Forushande

a poster of the salesman

Certainly not a piece of Farghadi you can just miss after watching his breakthrough –A Separation. The whole two hours is a total intense domestic turbulence delivered in flux of emotions.

Its plot is developing from the stage act of 1949’s Death of a Salesman, which somehow happened to be performed by the married couple, Emad and Rana, in a theatre. Little did they know that someday their fate would be determined by a mere compromise –to go ahead or to let go. Before entering the heartbeating part of the movie, we were brought to experience the intricate life of an average Iranian. Emad and Rana were forced to find a new living place, as there was huge crack on the wall, due to a liquefaction caused by an ongoing demolition next to their flat.

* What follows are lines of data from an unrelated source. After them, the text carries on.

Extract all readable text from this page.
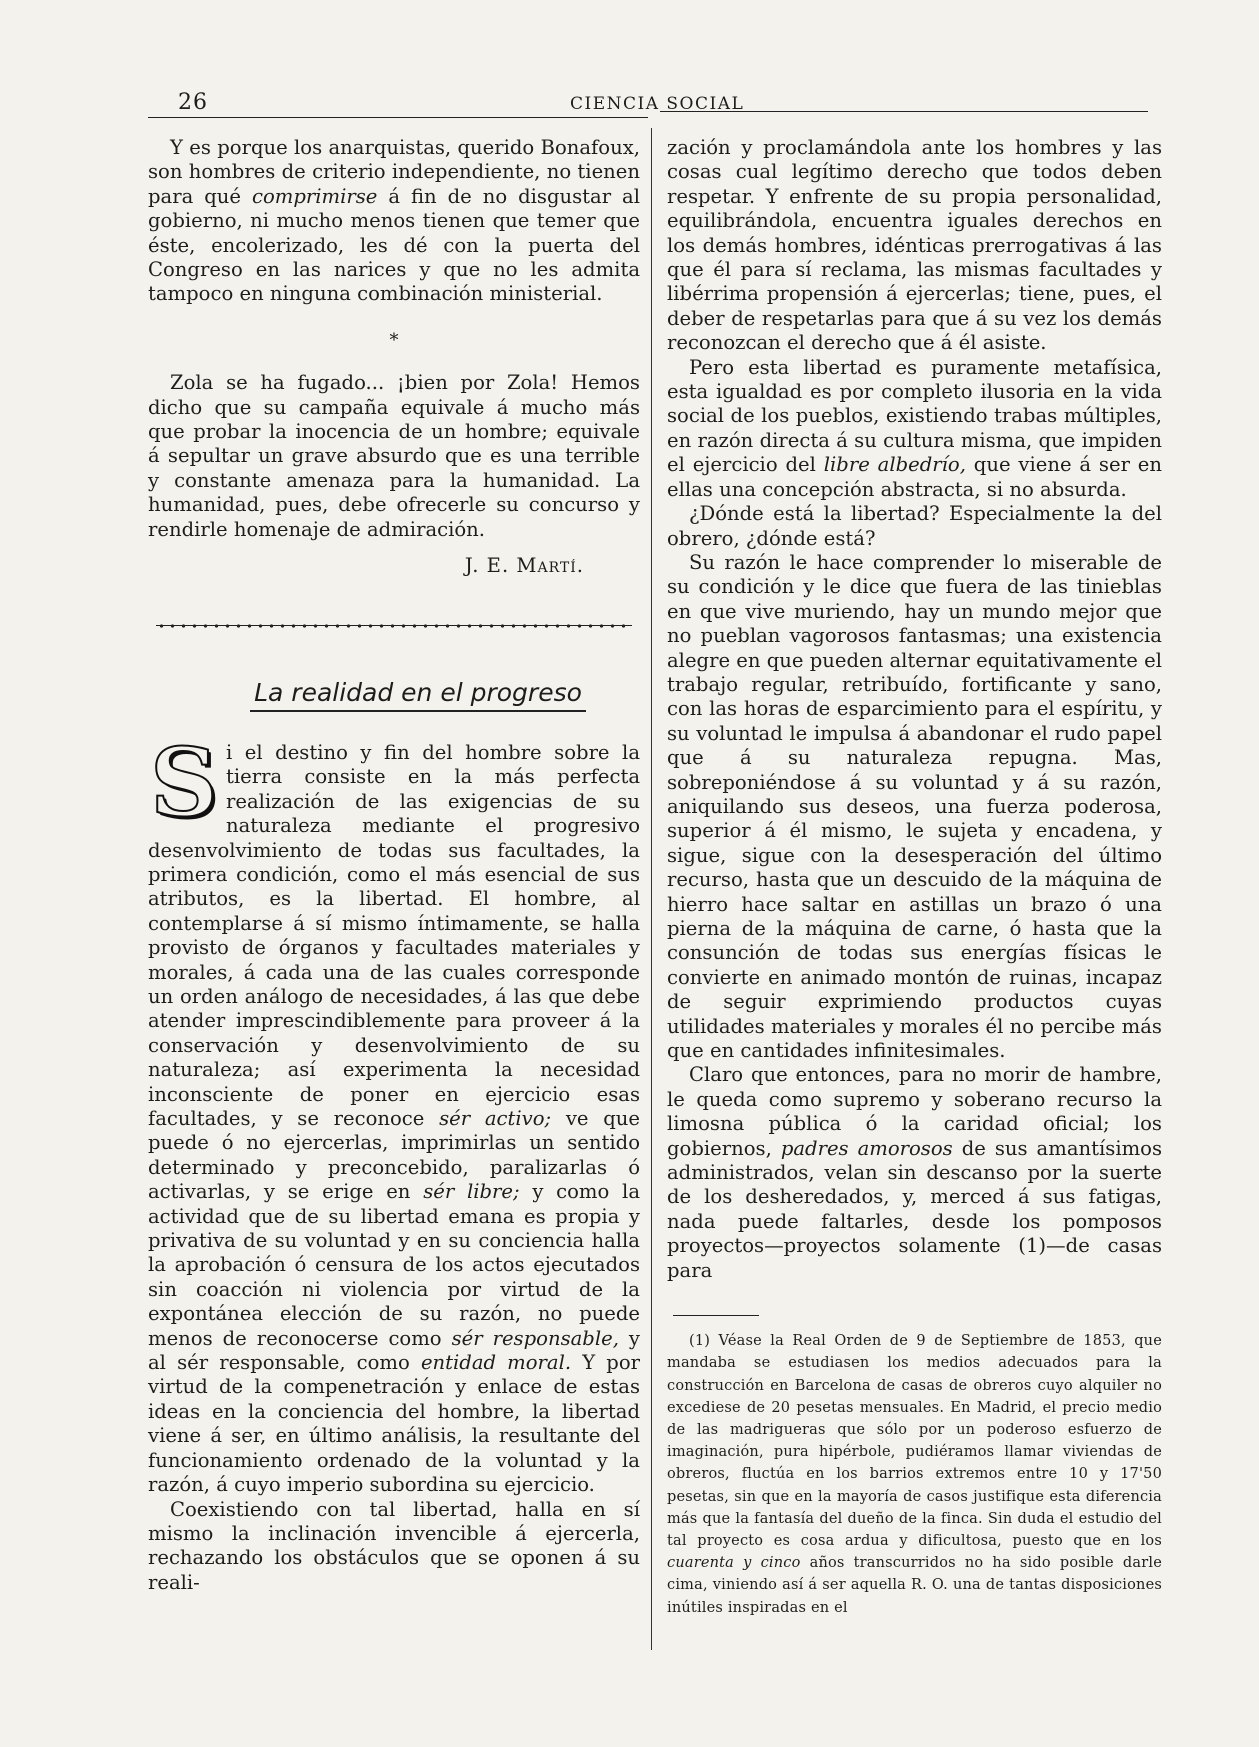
26	CIENCIA SOCIAL

Y es porque los anarquistas, querido Bonafoux, son hombres de criterio independiente, no tienen para qué comprimirse á fin de no disgustar al gobierno, ni mucho menos tienen que temer que éste, encolerizado, les dé con la puerta del Congreso en las narices y que no les admita tampoco en ninguna combinación ministerial.

*

Zola se ha fugado... ¡bien por Zola! Hemos dicho que su campaña equivale á mucho más que probar la inocencia de un hombre; equivale á sepultar un grave absurdo que es una terrible y constante amenaza para la humanidad. La humanidad, pues, debe ofrecerle su concurso y rendirle homenaje de admiración.

J. E. Martí.
La realidad en el progreso

Si el destino y fin del hombre sobre la tierra consiste en la más perfecta realización de las exigencias de su naturaleza mediante el progresivo desenvolvimiento de todas sus facultades, la primera condición, como el más esencial de sus atributos, es la libertad. El hombre, al contemplarse á sí mismo íntimamente, se halla provisto de órganos y facultades materiales y morales, á cada una de las cuales corresponde un orden análogo de necesidades, á las que debe atender imprescindiblemente para proveer á la conservación y desenvolvimiento de su naturaleza; así experimenta la necesidad inconsciente de poner en ejercicio esas facultades, y se reconoce sér activo; ve que puede ó no ejercerlas, imprimirlas un sentido determinado y preconcebido, paralizarlas ó activarlas, y se erige en sér libre; y como la actividad que de su libertad emana es propia y privativa de su voluntad y en su conciencia halla la aprobación ó censura de los actos ejecutados sin coacción ni violencia por virtud de la expontánea elección de su razón, no puede menos de reconocerse como sér responsable, y al sér responsable, como entidad moral. Y por virtud de la compenetración y enlace de estas ideas en la conciencia del hombre, la libertad viene á ser, en último análisis, la resultante del funcionamiento ordenado de la voluntad y la razón, á cuyo imperio subordina su ejercicio.

Coexistiendo con tal libertad, halla en sí mismo la inclinación invencible á ejercerla, rechazando los obstáculos que se oponen á su reali-

zación y proclamándola ante los hombres y las cosas cual legítimo derecho que todos deben respetar. Y enfrente de su propia personalidad, equilibrándola, encuentra iguales derechos en los demás hombres, idénticas prerrogativas á las que él para sí reclama, las mismas facultades y libérrima propensión á ejercerlas; tiene, pues, el deber de respetarlas para que á su vez los demás reconozcan el derecho que á él asiste.

Pero esta libertad es puramente metafísica, esta igualdad es por completo ilusoria en la vida social de los pueblos, existiendo trabas múltiples, en razón directa á su cultura misma, que impiden el ejercicio del libre albedrío, que viene á ser en ellas una concepción abstracta, si no absurda.

¿Dónde está la libertad? Especialmente la del obrero, ¿dónde está?

Su razón le hace comprender lo miserable de su condición y le dice que fuera de las tinieblas en que vive muriendo, hay un mundo mejor que no pueblan vagorosos fantasmas; una existencia alegre en que pueden alternar equitativamente el trabajo regular, retribuído, fortificante y sano, con las horas de esparcimiento para el espíritu, y su voluntad le impulsa á abandonar el rudo papel que á su naturaleza repugna. Mas, sobreponiéndose á su voluntad y á su razón, aniquilando sus deseos, una fuerza poderosa, superior á él mismo, le sujeta y encadena, y sigue, sigue con la desesperación del último recurso, hasta que un descuido de la máquina de hierro hace saltar en astillas un brazo ó una pierna de la máquina de carne, ó hasta que la consunción de todas sus energías físicas le convierte en animado montón de ruinas, incapaz de seguir exprimiendo productos cuyas utilidades materiales y morales él no percibe más que en cantidades infinitesimales.

Claro que entonces, para no morir de hambre, le queda como supremo y soberano recurso la limosna pública ó la caridad oficial; los gobiernos, padres amorosos de sus amantísimos administrados, velan sin descanso por la suerte de los desheredados, y, merced á sus fatigas, nada puede faltarles, desde los pomposos proyectos—proyectos solamente (1)—de casas para

(1) Véase la Real Orden de 9 de Septiembre de 1853, que mandaba se estudiasen los medios adecuados para la construcción en Barcelona de casas de obreros cuyo alquiler no excediese de 20 pesetas mensuales. En Madrid, el precio medio de las madrigueras que sólo por un poderoso esfuerzo de imaginación, pura hipérbole, pudiéramos llamar viviendas de obreros, fluctúa en los barrios extremos entre 10 y 17'50 pesetas, sin que en la mayoría de casos justifique esta diferencia más que la fantasía del dueño de la finca. Sin duda el estudio del tal proyecto es cosa ardua y dificultosa, puesto que en los cuarenta y cinco años transcurridos no ha sido posible darle cima, viniendo así á ser aquella R. O. una de tantas disposiciones inútiles inspiradas en el
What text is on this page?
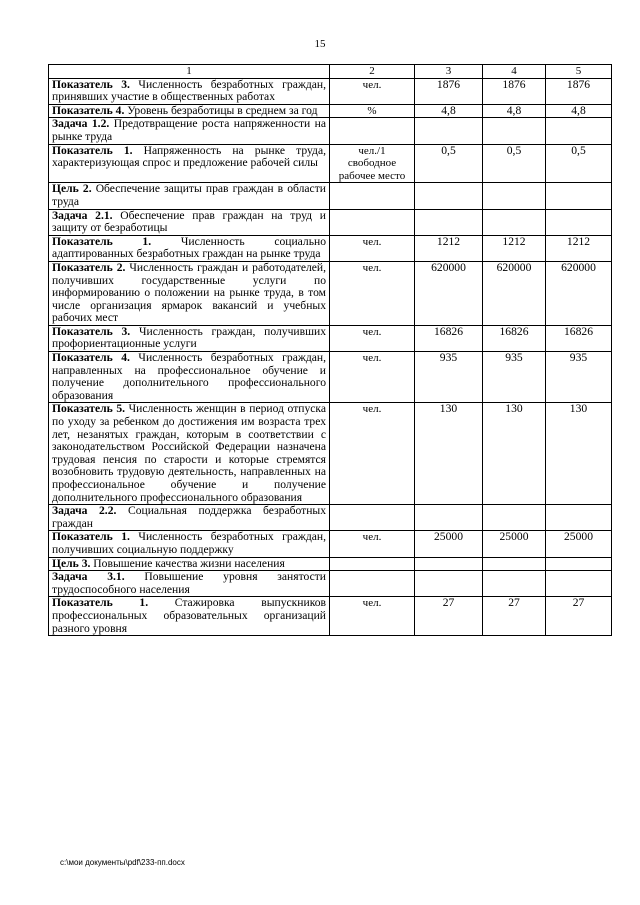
15
1	2	3	4	5
Показатель 3. Численность безработных граждан, принявших участие в общественных работах	чел.	1876	1876	1876
Показатель 4. Уровень безработицы в среднем за год	%	4,8	4,8	4,8
Задача 1.2. Предотвращение роста напряженности на рынке труда				
Показатель 1. Напряженность на рынке труда, характеризующая спрос и предложение рабочей силы	чел./1 свободное рабочее место	0,5	0,5	0,5
Цель 2. Обеспечение защиты прав граждан в области труда				
Задача 2.1. Обеспечение прав граждан на труд и защиту от безработицы				
Показатель 1. Численность социально адаптированных безработных граждан на рынке труда	чел.	1212	1212	1212
Показатель 2. Численность граждан и работодателей, получивших государственные услуги по информированию о положении на рынке труда, в том числе организация ярмарок вакансий и учебных рабочих мест	чел.	620000	620000	620000
Показатель 3. Численность граждан, получивших профориентационные услуги	чел.	16826	16826	16826
Показатель 4. Численность безработных граждан, направленных на профессиональное обучение и получение дополнительного профессионального образования	чел.	935	935	935
Показатель 5. Численность женщин в период отпуска по уходу за ребенком до достижения им возраста трех лет, незанятых граждан, которым в соответствии с законодательством Российской Федерации назначена трудовая пенсия по старости и которые стремятся возобновить трудовую деятельность, направленных на профессиональное обучение и получение дополнительного профессионального образования	чел.	130	130	130
Задача 2.2. Социальная поддержка безработных граждан				
Показатель 1. Численность безработных граждан, получивших социальную поддержку	чел.	25000	25000	25000
Цель 3. Повышение качества жизни населения				
Задача 3.1. Повышение уровня занятости трудоспособного населения				
Показатель 1. Стажировка выпускников профессиональных образовательных организаций разного уровня	чел.	27	27	27
c:\мои документы\pdf\233-пп.docx
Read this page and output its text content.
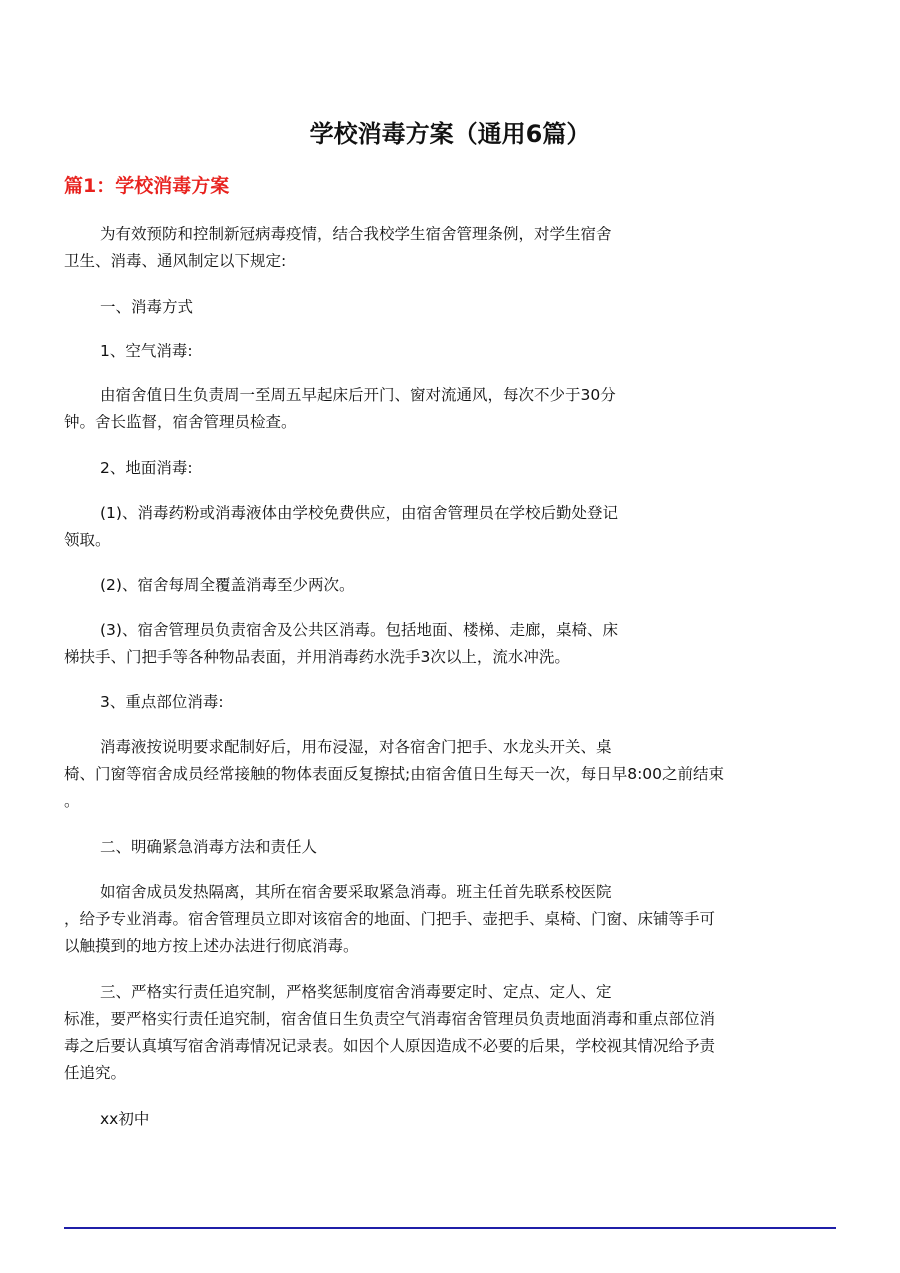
学校消毒方案（通用6篇）
篇1：学校消毒方案

为有效预防和控制新冠病毒疫情，结合我校学生宿舍管理条例，对学生宿舍
卫生、消毒、通风制定以下规定:

一、消毒方式

1、空气消毒:

由宿舍值日生负责周一至周五早起床后开门、窗对流通风，每次不少于30分
钟。舍长监督，宿舍管理员检查。

2、地面消毒:

(1)、消毒药粉或消毒液体由学校免费供应，由宿舍管理员在学校后勤处登记
领取。

(2)、宿舍每周全覆盖消毒至少两次。

(3)、宿舍管理员负责宿舍及公共区消毒。包括地面、楼梯、走廊，桌椅、床
梯扶手、门把手等各种物品表面，并用消毒药水洗手3次以上，流水冲洗。

3、重点部位消毒:

消毒液按说明要求配制好后，用布浸湿，对各宿舍门把手、水龙头开关、桌
椅、门窗等宿舍成员经常接触的物体表面反复擦拭;由宿舍值日生每天一次，每日早8:00之前结束
。

二、明确紧急消毒方法和责任人

如宿舍成员发热隔离，其所在宿舍要采取紧急消毒。班主任首先联系校医院
，给予专业消毒。宿舍管理员立即对该宿舍的地面、门把手、壶把手、桌椅、门窗、床铺等手可
以触摸到的地方按上述办法进行彻底消毒。

三、严格实行责任追究制，严格奖惩制度宿舍消毒要定时、定点、定人、定
标准，要严格实行责任追究制，宿舍值日生负责空气消毒宿舍管理员负责地面消毒和重点部位消
毒之后要认真填写宿舍消毒情况记录表。如因个人原因造成不必要的后果，学校视其情况给予责
任追究。

xx初中
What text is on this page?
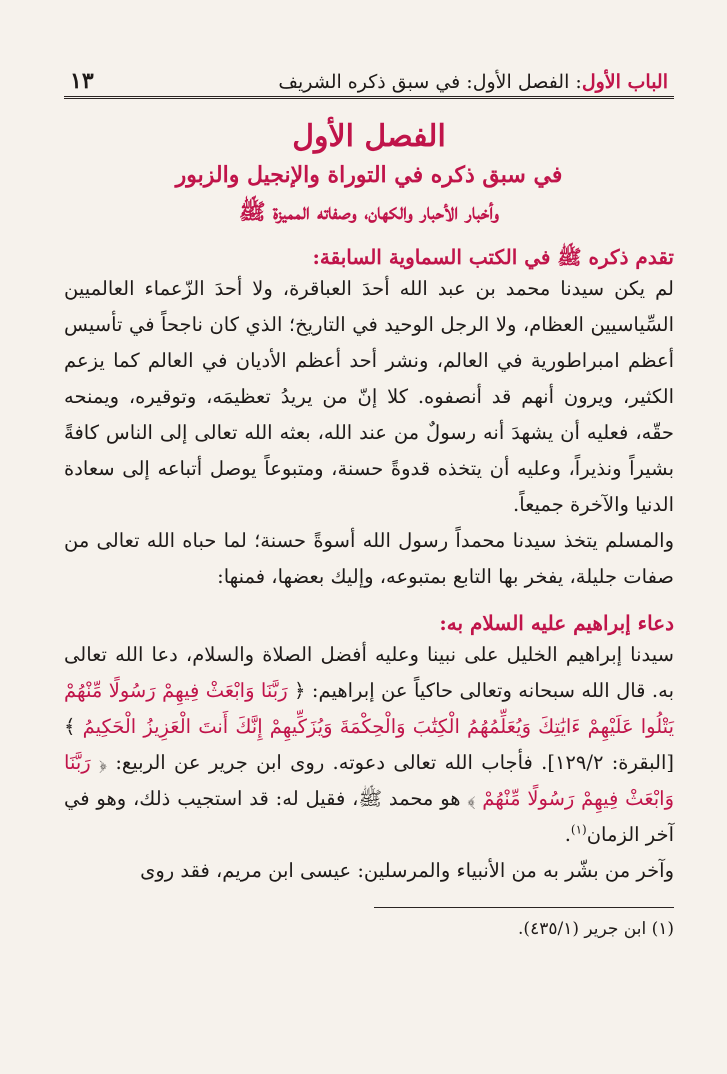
الباب الأول: الفصل الأول: في سبق ذكره الشريف
١٣
الفصل الأول
في سبق ذكره في التوراة والإنجيل والزبور
وأخبار الأحبار والكهان، وصفاته المميزة ﷺ
تقدم ذكره ﷺ في الكتب السماوية السابقة:

لم يكن سيدنا محمد بن عبد الله أحدَ العباقرة، ولا أحدَ الزّعماء العالميين السِّياسيين العظام، ولا الرجل الوحيد في التاريخ؛ الذي كان ناجحاً في تأسيس أعظم امبراطورية في العالم، ونشر أحد أعظم الأديان في العالم كما يزعم الكثير، ويرون أنهم قد أنصفوه. كلا إنّ من يريدُ تعظيمَه، وتوقيره، ويمنحه حقّه، فعليه أن يشهدَ أنه رسولٌ من عند الله، بعثه الله تعالى إلى الناس كافةً بشيراً ونذيراً، وعليه أن يتخذه قدوةً حسنة، ومتبوعاً يوصل أتباعه إلى سعادة الدنيا والآخرة جميعاً.

والمسلم يتخذ سيدنا محمداً رسول الله أسوةً حسنة؛ لما حباه الله تعالى من صفات جليلة، يفخر بها التابع بمتبوعه، وإليك بعضها، فمنها:

دعاء إبراهيم عليه السلام به:

سيدنا إبراهيم الخليل على نبينا وعليه أفضل الصلاة والسلام، دعا الله تعالى به. قال الله سبحانه وتعالى حاكياً عن إبراهيم: ﴿ رَبَّنَا وَابْعَثْ فِيهِمْ رَسُولًا مِّنْهُمْ يَتْلُوا عَلَيْهِمْ ءَايَٰتِكَ وَيُعَلِّمُهُمُ الْكِتَٰبَ وَالْحِكْمَةَ وَيُزَكِّيهِمْ إِنَّكَ أَنتَ الْعَزِيزُ الْحَكِيمُ ﴾ [البقرة: ١٢٩/٢]. فأجاب الله تعالى دعوته. روى ابن جرير عن الربيع: ﴿ رَبَّنَا وَابْعَثْ فِيهِمْ رَسُولًا مِّنْهُمْ ﴾ هو محمد ﷺ، فقيل له: قد استجيب ذلك، وهو في آخر الزمان$^{(١)}$.

وآخر من بشّر به من الأنبياء والمرسلين: عيسى ابن مريم، فقد روى

(١) ابن جرير (٤٣٥/١).
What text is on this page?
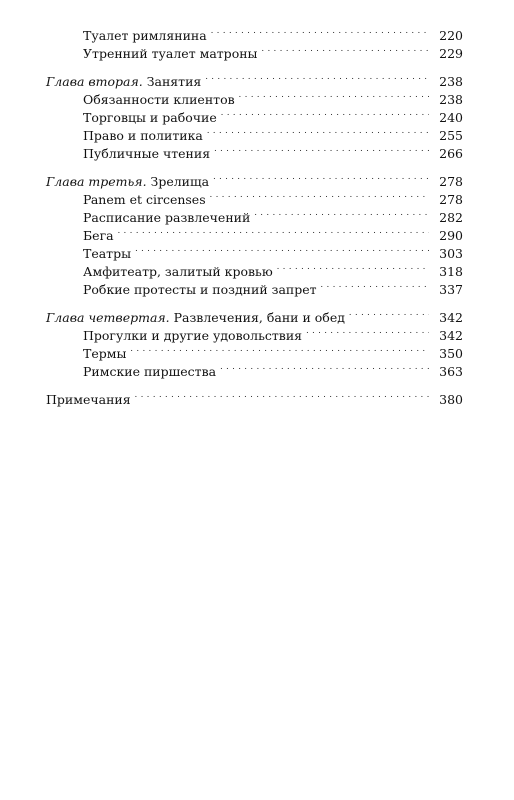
Туалет римлянина . . .	220
Утренний туалет матроны . . .	229
Глава вторая. Занятия . . .	238
Обязанности клиентов . . .	238
Торговцы и рабочие . . .	240
Право и политика . . .	255
Публичные чтения . . .	266
Глава третья. Зрелища . . .	278
Panem et circenses . . .	278
Расписание развлечений . . .	282
Бега . . .	290
Театры . . .	303
Амфитеатр, залитый кровью . . .	318
Робкие протесты и поздний запрет . . .	337
Глава четвертая. Развлечения, бани и обед . . .	342
Прогулки и другие удовольствия . . .	342
Термы . . .	350
Римские пиршества . . .	363
Примечания . . .	380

I couldn’t imagine myself seeing The Salesman in a theater as I couldn’t bear the suspenseful narrative throughout the film. At the end, I was left speechless by my own incapability to conclude where to stand inside the arena where morals are in perpetual fights. As usual, Farghadi left his renowned directing mark by letting the final outcome roving in the head of audience,

Suddenly, there was a terror in the flat which left Rana heavily injured. Through time, her husband got carried over by this mysterious case. There was no need to involve of top-class detectives as as Fincher’s Seven Deadly Sins, because the way Emad unfold every single piece of proof is handsomely smart. Despite the difference, both term solvers practiced a same value that still resonates timelessly: “vengeance must be done to satisfy one’s standard of justice”.